The mood as they returned to The Sea-Spirit was somber. The crew who had remained on the vessel rejoiced at first that the search party had been brought safely back to the ship. But word soon spread among the Elves and Lossoth that lives had been lost. The entrance to the cavern had been blocked. An unfortunate landslide it was said.
Carandû and his brother had retired to their cabin once all had been brought aboard. Galhardir and Rodhal had gone to the galley for something to eat and to talk with the other Lossoth. Carandû had pulled the small fossil he’d found in the cave from his pouch and laid it carefully on the boy’s bunk.

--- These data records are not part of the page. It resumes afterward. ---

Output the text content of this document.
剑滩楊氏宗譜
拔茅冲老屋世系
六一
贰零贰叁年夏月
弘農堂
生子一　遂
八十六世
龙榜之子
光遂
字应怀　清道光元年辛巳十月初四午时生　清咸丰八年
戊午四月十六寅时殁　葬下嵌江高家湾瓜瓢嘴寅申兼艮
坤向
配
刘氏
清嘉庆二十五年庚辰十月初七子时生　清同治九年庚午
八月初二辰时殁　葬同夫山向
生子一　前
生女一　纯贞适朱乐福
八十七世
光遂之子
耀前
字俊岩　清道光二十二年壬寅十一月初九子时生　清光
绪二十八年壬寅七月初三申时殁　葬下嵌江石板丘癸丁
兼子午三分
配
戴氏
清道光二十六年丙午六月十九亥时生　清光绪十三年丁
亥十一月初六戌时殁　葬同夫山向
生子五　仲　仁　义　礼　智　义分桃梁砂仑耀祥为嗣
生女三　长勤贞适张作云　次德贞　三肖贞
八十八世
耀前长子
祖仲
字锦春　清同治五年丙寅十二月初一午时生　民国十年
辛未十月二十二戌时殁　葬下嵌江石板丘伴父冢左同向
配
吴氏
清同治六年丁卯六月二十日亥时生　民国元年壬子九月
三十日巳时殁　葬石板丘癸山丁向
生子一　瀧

‘Small comfort, brother,’ said Annû, taking his quiver of arrows off the peg by his bed. ‘Small comfort for one who has lost a kinsman.’ He took the small whetstone from his pack and began sharpening the edges of the arrow heads. Carandû sighed heavily, and sat down wearily on his own bunk. ‘I heard what Rôg said when he returned from trying to get out to find aid,’ Annû continued, bent over his work. ‘You remember – the two vague figures who scurried away.’
‘Hardly a definitive sighting,’ said Carandû. ‘He saw them as a bat, didn’t he? Which means, really, that he couldn’t see anything clearly, if at all.’ He scratched his head absent-mindedly as he watched his brother hone the arrowheads carefully, one after the next. ‘Still, don’t you find it odd that there was a “landslide” – and yet we felt no tremors in the caverns.’
Annû’s grey eyes met those of his brother. ‘I do indeed find it odd. And I wonder if those rocks had a little “help” in finding their way to the area in front of the cavern’s entrance.’ Carandû pulled out his sword from beneath his bunk and unsheathed it with a practiced hand. He turned it this way and that, sighting down the sharp edge of the blade, as he held it to the light. He fished about in his own pack for his whetstone and began to run it down each side of the edge.
Silence filled the small room, save for the swish-swish as the arrow heads and sword edge grew sharp. Old habits are not easily put aside. The practice of making ready ones’ weapons against the threat of attack had been ingrained in the two Elves those many years they had served as warriors in Imladris. Their hands recalled the familiar disciplined movements as their minds began to consider the possibilities of how the deaths of their two search companions might have come about.